Lo studio di Bolognesi, che ha finalità diverse da quelle per cui mi è stato consigliato, è un ottimo *esperimento*. La linguistica computazionale non mi ha mai entusiasmato, devo ammetterlo. Però si può sperare che sviluppi futuri consentano di raggiungere risultati che ora non ha. Oggi ci possiamo limitare a studiare, in maniera del tutto meccanica, sotto forma di statistiche non troppo esaustive, le somiglianze fonetiche tra gruppi non enormi di parole. In questo senso l'esperimento di Bolognesi è ottimo. Ma non è un punto di arrivo e chi interpretasse le sue conclusioni come definitive dimostrerebbe di aver frainteso l'intero processo di indagine scientifica.

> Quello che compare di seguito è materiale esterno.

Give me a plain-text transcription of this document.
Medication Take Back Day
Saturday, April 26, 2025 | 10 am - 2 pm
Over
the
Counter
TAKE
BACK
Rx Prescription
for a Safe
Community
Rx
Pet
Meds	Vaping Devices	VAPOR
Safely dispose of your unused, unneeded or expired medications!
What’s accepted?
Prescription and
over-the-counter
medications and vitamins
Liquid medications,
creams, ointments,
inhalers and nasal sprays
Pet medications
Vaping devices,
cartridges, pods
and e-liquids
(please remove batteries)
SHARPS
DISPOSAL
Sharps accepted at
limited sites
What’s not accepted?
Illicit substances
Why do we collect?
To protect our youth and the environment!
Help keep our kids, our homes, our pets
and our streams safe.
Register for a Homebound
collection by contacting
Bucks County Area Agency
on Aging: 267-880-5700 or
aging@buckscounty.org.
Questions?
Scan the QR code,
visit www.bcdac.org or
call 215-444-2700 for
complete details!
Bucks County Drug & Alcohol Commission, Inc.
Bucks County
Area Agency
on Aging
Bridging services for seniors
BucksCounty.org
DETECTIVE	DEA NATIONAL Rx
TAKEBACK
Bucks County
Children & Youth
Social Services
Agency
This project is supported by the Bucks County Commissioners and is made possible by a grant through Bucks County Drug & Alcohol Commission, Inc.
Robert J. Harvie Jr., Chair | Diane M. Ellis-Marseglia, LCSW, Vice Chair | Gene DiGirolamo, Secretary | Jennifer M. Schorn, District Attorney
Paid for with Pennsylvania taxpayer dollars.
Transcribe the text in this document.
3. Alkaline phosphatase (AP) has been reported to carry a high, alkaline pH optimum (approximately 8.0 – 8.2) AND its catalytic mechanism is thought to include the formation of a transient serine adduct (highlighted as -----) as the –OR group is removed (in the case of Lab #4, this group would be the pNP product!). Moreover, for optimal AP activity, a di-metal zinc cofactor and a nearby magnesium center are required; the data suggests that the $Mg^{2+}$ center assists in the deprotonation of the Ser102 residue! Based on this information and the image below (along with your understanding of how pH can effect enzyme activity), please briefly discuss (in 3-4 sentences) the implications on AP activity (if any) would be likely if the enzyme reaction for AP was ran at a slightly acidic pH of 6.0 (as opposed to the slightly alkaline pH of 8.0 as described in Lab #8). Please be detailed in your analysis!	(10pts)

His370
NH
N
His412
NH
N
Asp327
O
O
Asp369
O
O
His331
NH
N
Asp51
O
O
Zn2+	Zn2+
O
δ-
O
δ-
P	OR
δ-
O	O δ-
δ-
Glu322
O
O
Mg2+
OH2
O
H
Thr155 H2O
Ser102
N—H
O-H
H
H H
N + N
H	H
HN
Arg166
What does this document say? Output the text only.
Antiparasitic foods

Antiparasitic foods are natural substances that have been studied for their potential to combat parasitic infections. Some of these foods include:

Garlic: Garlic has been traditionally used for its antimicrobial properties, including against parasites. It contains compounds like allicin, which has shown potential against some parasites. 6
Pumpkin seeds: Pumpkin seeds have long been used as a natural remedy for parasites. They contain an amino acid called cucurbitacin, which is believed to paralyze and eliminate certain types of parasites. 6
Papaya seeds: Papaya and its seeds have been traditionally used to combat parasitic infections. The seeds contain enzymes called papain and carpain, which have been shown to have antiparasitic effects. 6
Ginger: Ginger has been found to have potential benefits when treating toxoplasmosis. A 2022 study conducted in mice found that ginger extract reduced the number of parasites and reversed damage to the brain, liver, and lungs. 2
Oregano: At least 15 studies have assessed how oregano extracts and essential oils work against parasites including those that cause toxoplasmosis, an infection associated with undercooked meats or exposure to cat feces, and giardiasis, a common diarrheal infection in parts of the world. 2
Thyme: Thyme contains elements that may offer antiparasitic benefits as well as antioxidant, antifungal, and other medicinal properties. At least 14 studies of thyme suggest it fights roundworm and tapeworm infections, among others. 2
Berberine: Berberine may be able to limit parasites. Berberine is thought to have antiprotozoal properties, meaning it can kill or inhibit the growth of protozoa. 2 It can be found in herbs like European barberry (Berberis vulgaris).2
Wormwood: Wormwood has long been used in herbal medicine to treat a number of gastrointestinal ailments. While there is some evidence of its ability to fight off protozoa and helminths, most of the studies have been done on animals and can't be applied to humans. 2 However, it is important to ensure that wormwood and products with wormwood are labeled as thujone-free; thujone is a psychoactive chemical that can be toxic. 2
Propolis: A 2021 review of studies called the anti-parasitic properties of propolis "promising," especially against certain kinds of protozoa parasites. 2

In ogni caso, io non so se e fino a quale punto le varie parlate di Sardegna siano intercomprensibili, ma di certo non si dimostra nulla in tal senso facendo riferimento solo alle somiglianze fonetiche di un numero limitato di parole. Né tanto meno i numeri addotti (distanza massima tra due dialetti sardi: circa il 30%) significa qualcosa se non ci sono riferimenti esterni: il 30% di distanza è tanto o poco? La distanza tra, per esempio, italiano e veneto o siciliano e campano quant'è?

Ribadisco che non ho intenti polemici. Posso non essere sardo, ma una solida infarinatura di linguistica ce l'ho e mi infastidisce leggere di come serissimi studi linguistici vengano opportunamente piegati per dimostrare i propri scopi, più o meno condivisibili.